Remembering Nancy Suchman

It was with great sadness that I heard of the passing of Nancy Suchman on the 25th December 2020 after a 2 year brave battle with cancer. Nancy was an esteemed colleague and cherished mentor and friend to me and to the infant mental health team in Cape Town, South Africa. Nancy was an Associate Professor in the Department of Psychiatry and the Child Study Center at the Yale School of Medicine, USA, where she was involved in research since 1993.

My association with Nancy goes back several years. In 2012 I came across her Chapter “The Mothers and Toddlers Program: An Attachment-Based Intervention for Mothers in Substance Abuse Treatment” which she had co-authored with Cindy DeCoste and Linda Mayes[1]. What struck me so forcibly in that Chapter was the way in which she and her colleagues combined rigorous research methodology with sensitive, attuned clinical intervention, the essence of which was “…the therapist accepting and exploring the mother’s representations and experiences as they are and noting them as they change so that the mother can also recognize how her thinking affects her parenting.” I had not come across such a respectful synthesis of approaches – that is, the consideration for the clinical as well as the research component.
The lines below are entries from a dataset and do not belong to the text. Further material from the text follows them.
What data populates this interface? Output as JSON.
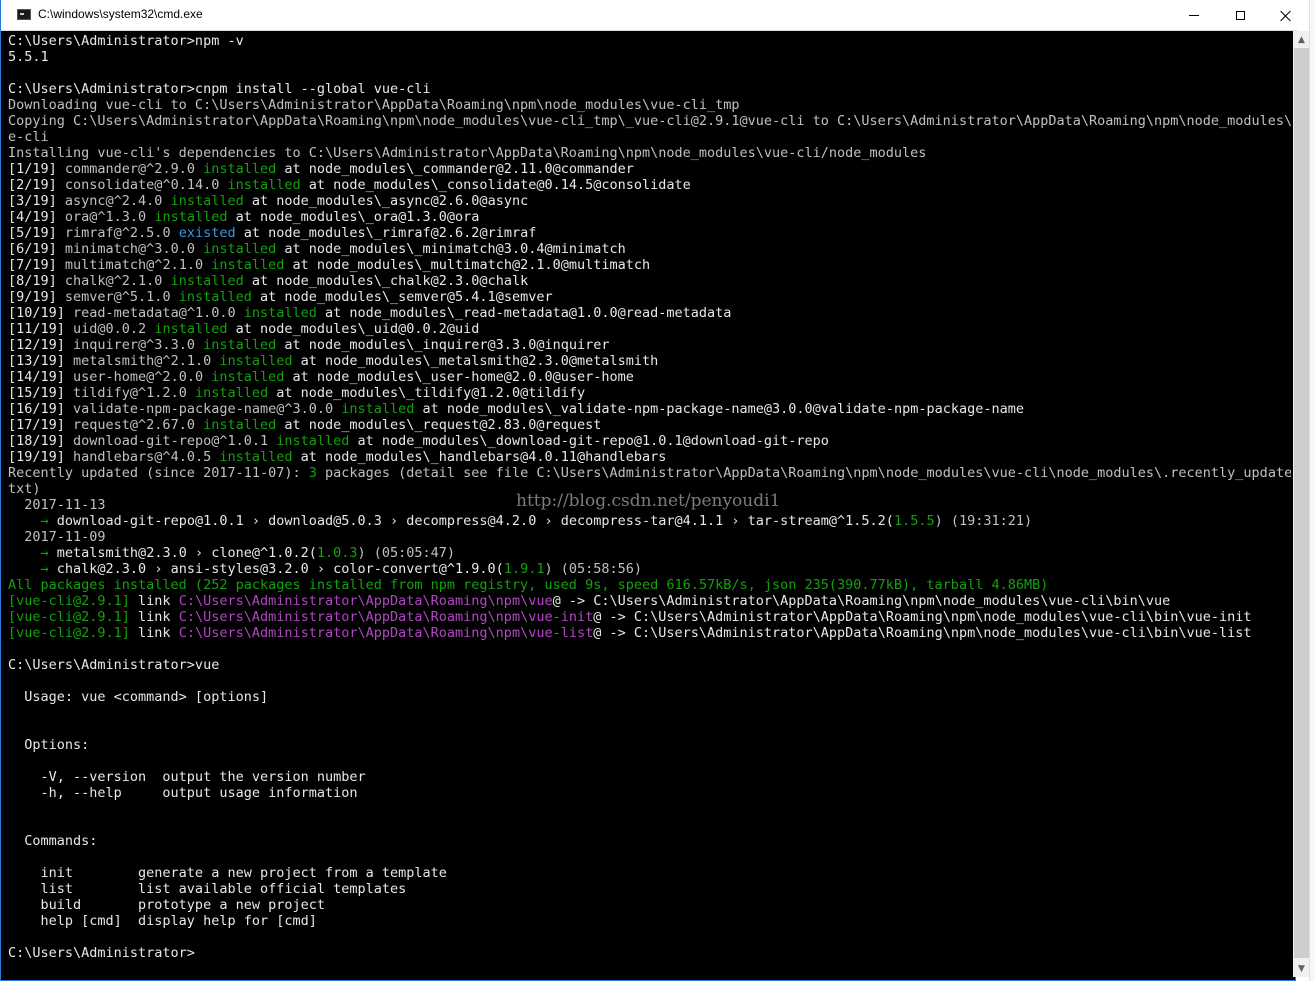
{
  "window": {
    "title": "C:\\windows\\system32\\cmd.exe",
    "min_label": "—",
    "max_label": "☐",
    "close_label": "✕"
  },
  "watermark": "http://blog.csdn.net/penyoudi1",
  "colors": {
    "background": "#000000",
    "text": "#c0c0c0",
    "installed": "#13a10e",
    "existed": "#3a96dd",
    "path_magenta": "#b146c2"
  },
  "console_lines": [
    [
      [
        "C:\\Users\\Administrator>npm -v",
        "w"
      ]
    ],
    [
      [
        "5.5.1",
        "w"
      ]
    ],
    [
      [
        "",
        ""
      ]
    ],
    [
      [
        "C:\\Users\\Administrator>cnpm install --global vue-cli",
        "w"
      ]
    ],
    [
      [
        "Downloading vue-cli to C:\\Users\\Administrator\\AppData\\Roaming\\npm\\node_modules\\vue-cli_tmp",
        ""
      ]
    ],
    [
      [
        "Copying C:\\Users\\Administrator\\AppData\\Roaming\\npm\\node_modules\\vue-cli_tmp\\_vue-cli@2.9.1@vue-cli to C:\\Users\\Administrator\\AppData\\Roaming\\npm\\node_modules\\vu",
        ""
      ]
    ],
    [
      [
        "e-cli",
        ""
      ]
    ],
    [
      [
        "Installing vue-cli's dependencies to C:\\Users\\Administrator\\AppData\\Roaming\\npm\\node_modules\\vue-cli/node_modules",
        ""
      ]
    ],
    [
      [
        "[1/19] ",
        "w"
      ],
      [
        "commander@^2.9.0 ",
        ""
      ],
      [
        "installed",
        "g"
      ],
      [
        " at node_modules\\_commander@2.11.0@commander",
        "w"
      ]
    ],
    [
      [
        "[2/19] ",
        "w"
      ],
      [
        "consolidate@^0.14.0 ",
        ""
      ],
      [
        "installed",
        "g"
      ],
      [
        " at node_modules\\_consolidate@0.14.5@consolidate",
        "w"
      ]
    ],
    [
      [
        "[3/19] ",
        "w"
      ],
      [
        "async@^2.4.0 ",
        ""
      ],
      [
        "installed",
        "g"
      ],
      [
        " at node_modules\\_async@2.6.0@async",
        "w"
      ]
    ],
    [
      [
        "[4/19] ",
        "w"
      ],
      [
        "ora@^1.3.0 ",
        ""
      ],
      [
        "installed",
        "g"
      ],
      [
        " at node_modules\\_ora@1.3.0@ora",
        "w"
      ]
    ],
    [
      [
        "[5/19] ",
        "w"
      ],
      [
        "rimraf@^2.5.0 ",
        ""
      ],
      [
        "existed",
        "t"
      ],
      [
        " at node_modules\\_rimraf@2.6.2@rimraf",
        "w"
      ]
    ],
    [
      [
        "[6/19] ",
        "w"
      ],
      [
        "minimatch@^3.0.0 ",
        ""
      ],
      [
        "installed",
        "g"
      ],
      [
        " at node_modules\\_minimatch@3.0.4@minimatch",
        "w"
      ]
    ],
    [
      [
        "[7/19] ",
        "w"
      ],
      [
        "multimatch@^2.1.0 ",
        ""
      ],
      [
        "installed",
        "g"
      ],
      [
        " at node_modules\\_multimatch@2.1.0@multimatch",
        "w"
      ]
    ],
    [
      [
        "[8/19] ",
        "w"
      ],
      [
        "chalk@^2.1.0 ",
        ""
      ],
      [
        "installed",
        "g"
      ],
      [
        " at node_modules\\_chalk@2.3.0@chalk",
        "w"
      ]
    ],
    [
      [
        "[9/19] ",
        "w"
      ],
      [
        "semver@^5.1.0 ",
        ""
      ],
      [
        "installed",
        "g"
      ],
      [
        " at node_modules\\_semver@5.4.1@semver",
        "w"
      ]
    ],
    [
      [
        "[10/19] ",
        "w"
      ],
      [
        "read-metadata@^1.0.0 ",
        ""
      ],
      [
        "installed",
        "g"
      ],
      [
        " at node_modules\\_read-metadata@1.0.0@read-metadata",
        "w"
      ]
    ],
    [
      [
        "[11/19] ",
        "w"
      ],
      [
        "uid@0.0.2 ",
        ""
      ],
      [
        "installed",
        "g"
      ],
      [
        " at node_modules\\_uid@0.0.2@uid",
        "w"
      ]
    ],
    [
      [
        "[12/19] ",
        "w"
      ],
      [
        "inquirer@^3.3.0 ",
        ""
      ],
      [
        "installed",
        "g"
      ],
      [
        " at node_modules\\_inquirer@3.3.0@inquirer",
        "w"
      ]
    ],
    [
      [
        "[13/19] ",
        "w"
      ],
      [
        "metalsmith@^2.1.0 ",
        ""
      ],
      [
        "installed",
        "g"
      ],
      [
        " at node_modules\\_metalsmith@2.3.0@metalsmith",
        "w"
      ]
    ],
    [
      [
        "[14/19] ",
        "w"
      ],
      [
        "user-home@^2.0.0 ",
        ""
      ],
      [
        "installed",
        "g"
      ],
      [
        " at node_modules\\_user-home@2.0.0@user-home",
        "w"
      ]
    ],
    [
      [
        "[15/19] ",
        "w"
      ],
      [
        "tildify@^1.2.0 ",
        ""
      ],
      [
        "installed",
        "g"
      ],
      [
        " at node_modules\\_tildify@1.2.0@tildify",
        "w"
      ]
    ],
    [
      [
        "[16/19] ",
        "w"
      ],
      [
        "validate-npm-package-name@^3.0.0 ",
        ""
      ],
      [
        "installed",
        "g"
      ],
      [
        " at node_modules\\_validate-npm-package-name@3.0.0@validate-npm-package-name",
        "w"
      ]
    ],
    [
      [
        "[17/19] ",
        "w"
      ],
      [
        "request@^2.67.0 ",
        ""
      ],
      [
        "installed",
        "g"
      ],
      [
        " at node_modules\\_request@2.83.0@request",
        "w"
      ]
    ],
    [
      [
        "[18/19] ",
        "w"
      ],
      [
        "download-git-repo@^1.0.1 ",
        ""
      ],
      [
        "installed",
        "g"
      ],
      [
        " at node_modules\\_download-git-repo@1.0.1@download-git-repo",
        "w"
      ]
    ],
    [
      [
        "[19/19] ",
        "w"
      ],
      [
        "handlebars@^4.0.5 ",
        ""
      ],
      [
        "installed",
        "g"
      ],
      [
        " at node_modules\\_handlebars@4.0.11@handlebars",
        "w"
      ]
    ],
    [
      [
        "Recently updated (since 2017-11-07): ",
        ""
      ],
      [
        "3",
        "g"
      ],
      [
        " packages (detail see file C:\\Users\\Administrator\\AppData\\Roaming\\npm\\node_modules\\vue-cli\\node_modules\\.recently_updates.",
        ""
      ]
    ],
    [
      [
        "txt)",
        ""
      ]
    ],
    [
      [
        "  2017-11-13",
        ""
      ]
    ],
    [
      [
        "    ",
        "g"
      ],
      [
        "→",
        "g"
      ],
      [
        " download-git-repo@1.0.1 › download@5.0.3 › decompress@4.2.0 › decompress-tar@4.1.1 › tar-stream@^1.5.2(",
        "w"
      ],
      [
        "1.5.5",
        "g"
      ],
      [
        ") (19:31:21)",
        ""
      ]
    ],
    [
      [
        "  2017-11-09",
        ""
      ]
    ],
    [
      [
        "    ",
        "g"
      ],
      [
        "→",
        "g"
      ],
      [
        " metalsmith@2.3.0 › clone@^1.0.2(",
        "w"
      ],
      [
        "1.0.3",
        "g"
      ],
      [
        ") (05:05:47)",
        ""
      ]
    ],
    [
      [
        "    ",
        "g"
      ],
      [
        "→",
        "g"
      ],
      [
        " chalk@2.3.0 › ansi-styles@3.2.0 › color-convert@^1.9.0(",
        "w"
      ],
      [
        "1.9.1",
        "g"
      ],
      [
        ") (05:58:56)",
        ""
      ]
    ],
    [
      [
        "All packages installed (252 packages installed from npm registry, used 9s, speed 616.57kB/s, json 235(390.77kB), tarball 4.86MB)",
        "g"
      ]
    ],
    [
      [
        "[vue-cli@2.9.1]",
        "g"
      ],
      [
        " link ",
        "w"
      ],
      [
        "C:\\Users\\Administrator\\AppData\\Roaming\\npm\\vue",
        "m"
      ],
      [
        "@ -> C:\\Users\\Administrator\\AppData\\Roaming\\npm\\node_modules\\vue-cli\\bin\\vue",
        "w"
      ]
    ],
    [
      [
        "[vue-cli@2.9.1]",
        "g"
      ],
      [
        " link ",
        "w"
      ],
      [
        "C:\\Users\\Administrator\\AppData\\Roaming\\npm\\vue-init",
        "m"
      ],
      [
        "@ -> C:\\Users\\Administrator\\AppData\\Roaming\\npm\\node_modules\\vue-cli\\bin\\vue-init",
        "w"
      ]
    ],
    [
      [
        "[vue-cli@2.9.1]",
        "g"
      ],
      [
        " link ",
        "w"
      ],
      [
        "C:\\Users\\Administrator\\AppData\\Roaming\\npm\\vue-list",
        "m"
      ],
      [
        "@ -> C:\\Users\\Administrator\\AppData\\Roaming\\npm\\node_modules\\vue-cli\\bin\\vue-list",
        "w"
      ]
    ],
    [
      [
        "",
        ""
      ]
    ],
    [
      [
        "C:\\Users\\Administrator>vue",
        "w"
      ]
    ],
    [
      [
        "",
        ""
      ]
    ],
    [
      [
        "  Usage: vue <command> [options]",
        "w"
      ]
    ],
    [
      [
        "",
        ""
      ]
    ],
    [
      [
        "",
        ""
      ]
    ],
    [
      [
        "  Options:",
        "w"
      ]
    ],
    [
      [
        "",
        ""
      ]
    ],
    [
      [
        "    -V, --version  output the version number",
        "w"
      ]
    ],
    [
      [
        "    -h, --help     output usage information",
        "w"
      ]
    ],
    [
      [
        "",
        ""
      ]
    ],
    [
      [
        "",
        ""
      ]
    ],
    [
      [
        "  Commands:",
        "w"
      ]
    ],
    [
      [
        "",
        ""
      ]
    ],
    [
      [
        "    init        generate a new project from a template",
        "w"
      ]
    ],
    [
      [
        "    list        list available official templates",
        "w"
      ]
    ],
    [
      [
        "    build       prototype a new project",
        "w"
      ]
    ],
    [
      [
        "    help [cmd]  display help for [cmd]",
        "w"
      ]
    ],
    [
      [
        "",
        ""
      ]
    ],
    [
      [
        "C:\\Users\\Administrator>",
        "w"
      ]
    ]
  ]
}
It was this that made me write to her and I was surprised and very pleased that she replied almost immediately and agreed to visit us in Cape Town.

Her first visit occurred in May 2013 during which she introduced us to the principles and research outcomes of the intervention “Mothering from the Inside Out”. We could soon see that the intervention fitted in well with our clinical approach and that it was applicable to our patient population. Two more visits followed – in 2015, with Cindy DeCoste, and one in 2017. Our collaboration culminated in the publication of the paper “Mothering from the Inside Out: Adapting an evidence-based intervention for high-risk mothers in the Western Cape of South Africa “[2] and its presentation at the WAIMH Congress in Rome in 2018.
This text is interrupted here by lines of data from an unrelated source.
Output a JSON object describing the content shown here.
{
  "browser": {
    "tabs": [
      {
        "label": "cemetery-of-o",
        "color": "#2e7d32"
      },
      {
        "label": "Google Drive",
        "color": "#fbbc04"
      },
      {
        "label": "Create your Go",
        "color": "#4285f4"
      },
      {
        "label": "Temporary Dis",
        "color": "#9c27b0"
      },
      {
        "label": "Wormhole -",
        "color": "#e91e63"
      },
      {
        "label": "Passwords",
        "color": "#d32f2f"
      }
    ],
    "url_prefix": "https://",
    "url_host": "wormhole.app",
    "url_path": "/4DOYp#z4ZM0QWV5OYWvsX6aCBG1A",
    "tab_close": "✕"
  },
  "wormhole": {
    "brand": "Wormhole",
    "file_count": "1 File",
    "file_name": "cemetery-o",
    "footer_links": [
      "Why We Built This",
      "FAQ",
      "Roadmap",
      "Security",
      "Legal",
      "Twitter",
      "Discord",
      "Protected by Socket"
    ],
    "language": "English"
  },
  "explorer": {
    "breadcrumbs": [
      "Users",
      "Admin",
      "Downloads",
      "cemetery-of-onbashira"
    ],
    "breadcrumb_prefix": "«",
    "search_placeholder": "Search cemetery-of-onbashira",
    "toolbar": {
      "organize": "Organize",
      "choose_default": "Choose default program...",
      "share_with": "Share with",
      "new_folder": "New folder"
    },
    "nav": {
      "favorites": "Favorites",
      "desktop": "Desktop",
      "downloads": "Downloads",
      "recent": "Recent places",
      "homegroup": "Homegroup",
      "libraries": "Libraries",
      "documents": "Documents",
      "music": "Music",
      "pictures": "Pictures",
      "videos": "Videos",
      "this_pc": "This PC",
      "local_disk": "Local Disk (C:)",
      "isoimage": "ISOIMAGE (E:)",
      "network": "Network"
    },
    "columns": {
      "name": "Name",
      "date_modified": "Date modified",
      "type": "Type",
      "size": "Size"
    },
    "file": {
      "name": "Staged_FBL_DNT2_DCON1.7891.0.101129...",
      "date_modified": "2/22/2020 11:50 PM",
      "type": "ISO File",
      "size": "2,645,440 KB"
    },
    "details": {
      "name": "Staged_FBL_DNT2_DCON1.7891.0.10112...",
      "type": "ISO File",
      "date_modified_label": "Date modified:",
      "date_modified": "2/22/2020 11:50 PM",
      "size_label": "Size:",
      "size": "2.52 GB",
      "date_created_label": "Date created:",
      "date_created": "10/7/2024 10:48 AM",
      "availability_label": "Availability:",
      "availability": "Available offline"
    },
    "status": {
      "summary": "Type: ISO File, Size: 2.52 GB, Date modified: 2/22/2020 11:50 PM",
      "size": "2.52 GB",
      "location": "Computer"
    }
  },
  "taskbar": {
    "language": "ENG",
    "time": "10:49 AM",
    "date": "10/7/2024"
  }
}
Besides her formidable knowledge of statistics and research methodology, she had a profound understanding of psychodynamic psychotherapy. This sensitised her to the challenges of everyday issues within the clinical setting; her understanding of the reality of work on-the-ground made her a unique researcher as she was able to hold both poles: the clean lines of a research protocol and the turbulence that work with troubled parents invariably entails.
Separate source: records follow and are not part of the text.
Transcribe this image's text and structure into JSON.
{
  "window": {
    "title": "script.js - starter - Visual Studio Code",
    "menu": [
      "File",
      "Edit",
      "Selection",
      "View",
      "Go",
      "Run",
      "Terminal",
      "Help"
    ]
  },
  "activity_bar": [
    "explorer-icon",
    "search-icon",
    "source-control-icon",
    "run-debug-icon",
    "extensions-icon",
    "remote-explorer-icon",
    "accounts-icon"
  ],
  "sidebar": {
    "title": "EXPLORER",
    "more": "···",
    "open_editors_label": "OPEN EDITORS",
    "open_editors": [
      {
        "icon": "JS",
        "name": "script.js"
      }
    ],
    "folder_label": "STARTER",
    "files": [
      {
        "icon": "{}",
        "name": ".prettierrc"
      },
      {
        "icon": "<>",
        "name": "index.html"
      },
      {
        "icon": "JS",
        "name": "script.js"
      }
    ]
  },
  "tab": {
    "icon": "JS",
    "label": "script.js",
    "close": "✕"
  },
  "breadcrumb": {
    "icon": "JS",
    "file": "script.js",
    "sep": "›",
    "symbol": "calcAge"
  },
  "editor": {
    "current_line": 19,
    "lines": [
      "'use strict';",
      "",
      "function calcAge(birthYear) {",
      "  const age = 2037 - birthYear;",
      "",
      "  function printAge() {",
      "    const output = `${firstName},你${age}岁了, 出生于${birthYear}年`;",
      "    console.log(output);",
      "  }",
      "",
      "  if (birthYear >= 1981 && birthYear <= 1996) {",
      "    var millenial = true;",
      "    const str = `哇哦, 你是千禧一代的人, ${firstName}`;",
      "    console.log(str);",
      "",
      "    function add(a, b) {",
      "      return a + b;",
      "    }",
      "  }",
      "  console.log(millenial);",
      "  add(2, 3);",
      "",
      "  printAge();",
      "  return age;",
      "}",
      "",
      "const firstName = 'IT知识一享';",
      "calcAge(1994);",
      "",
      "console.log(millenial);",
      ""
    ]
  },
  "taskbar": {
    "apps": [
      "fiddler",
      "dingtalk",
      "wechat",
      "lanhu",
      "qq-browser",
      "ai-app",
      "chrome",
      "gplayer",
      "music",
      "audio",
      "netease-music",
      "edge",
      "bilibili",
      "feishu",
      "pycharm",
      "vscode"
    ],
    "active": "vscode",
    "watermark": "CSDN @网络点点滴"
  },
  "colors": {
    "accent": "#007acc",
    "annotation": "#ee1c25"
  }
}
Nancy was a living example of Community-Based Participatory Research. Not only were the contributions and ideas coming from the South African partners valued and incorporated into the intervention, but the well-being of the patient participants was regarded as being of prime importance and as coming first at all times. It was this profoundly ethical attitude towards the patient within the framework of a rigorous research methodology that was unique and compatible with general good clinical, psychodynamically informed practice.

The respectful and open minded approach towards a context so vastly different to that of the US has contributed to the ongoing engagement and enthusiasm of local clinicians, enabling them to become upskilled through the various workshops and training programmes that were presented by Dr Suchman and her colleagues. The research focus within the daily work setting has added an invaluable dimension to the repertoire of local clinicians and has made research possible in a country where resources are constrained and the need for mental health interventions enormous. Without Nancy Suchman’s quiet and dependable leadership this would not have been possible.

In addition to the collaborative research, Nancy actively participated in the Master’s Programme in Infant Mental Health at Stellenbosch University, and was a supervisor and examiner for two completed PhDs at this University.

She shall be sorely missed. The IMH Team in Cape Town extends heartfelt condolences to Nancy’s colleagues, friends and family.